De acordo com as regras, o regulador irlandês assume a liderança na aplicação das regras de privacidade do bloco, uma vez que a sede europeia do X se encontra em Dublin. As violações podem resultar em multas pesadas. O regulador "tem estado em contacto" com a X desde que começaram a circular notícias na comunicação social, nas semanas anteriores, sobre "a alegada capacidade dos utilizadores da X de solicitar à conta @Grok na X que gerasse imagens sexualizadas de pessoas reais, incluindo crianças", afirmou o vice-comissário Graham Doyle num comunicado à imprensa.
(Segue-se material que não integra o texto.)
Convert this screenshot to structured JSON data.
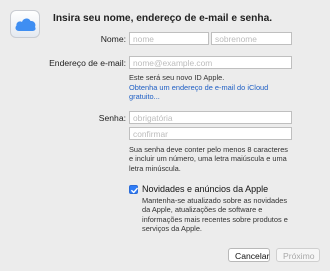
{
  "header": {
    "title": "Insira seu nome, endereço de e-mail e senha.",
    "icon": "icloud-icon"
  },
  "name": {
    "label": "Nome:",
    "first_placeholder": "nome",
    "last_placeholder": "sobrenome"
  },
  "email": {
    "label": "Endereço de e-mail:",
    "placeholder": "nome@example.com",
    "hint": "Este será seu novo ID Apple.",
    "link_line1": "Obtenha um endereço de e-mail do iCloud",
    "link_line2": "gratuito..."
  },
  "password": {
    "label": "Senha:",
    "placeholder": "obrigatória",
    "confirm_placeholder": "confirmar",
    "hint_line1": "Sua senha deve conter pelo menos 8 caracteres",
    "hint_line2": "e incluir um número, uma letra maiúscula e uma",
    "hint_line3": "letra minúscula."
  },
  "newsletter": {
    "label": "Novidades e anúncios da Apple",
    "checked": true,
    "desc_line1": "Mantenha-se atualizado sobre as novidades",
    "desc_line2": "da Apple, atualizações de software e",
    "desc_line3": "informações mais recentes sobre produtos e",
    "desc_line4": "serviços da Apple."
  },
  "buttons": {
    "cancel": "Cancelar",
    "next": "Próximo"
  },
  "colors": {
    "accent": "#2f7cf6",
    "link": "#1f5fc4",
    "background": "#ececec"
  }
}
O governo espanhol ordenou que os promotores investiguem a X, a Meta e a TikTok por supostos crimes relacionados com a criação e proliferação de material de abuso sexual infantil gerado por IA nas suas plataformas. "Essas plataformas estão a atacar a saúde mental, a dignidade e os direitos de nossos filhos e filhas", escreveu o primeiro-ministro espanhol Pedro Sánchez no X. A Espanha anunciou no início deste mês que estava a preparar uma proibição do acesso a plataformas de redes sociais a menores de 16 anos. Representantes do X, Meta e TikTok não responderam imediatamente a um pedido de comentário sobre a investigação espanhola. No início deste mês, os procuradores franceses entraram nos escritórios do X em Paris e intimaram Musk para ser interrogado. Entretanto, os reguladores de privacidade de dados e media no Reino Unido, que deixou a UE, abriram as suas próprias investigações sobre aquela rede social. O X já enfrenta uma investigação separada da UE em Bruxelas sobre se tem cumprido o regulamento digital do bloco para proteger os utilizadores das redes sociais, que exige que as plataformas coíbam a disseminação de conteúdo ilegal, como material de abuso sexual infantil.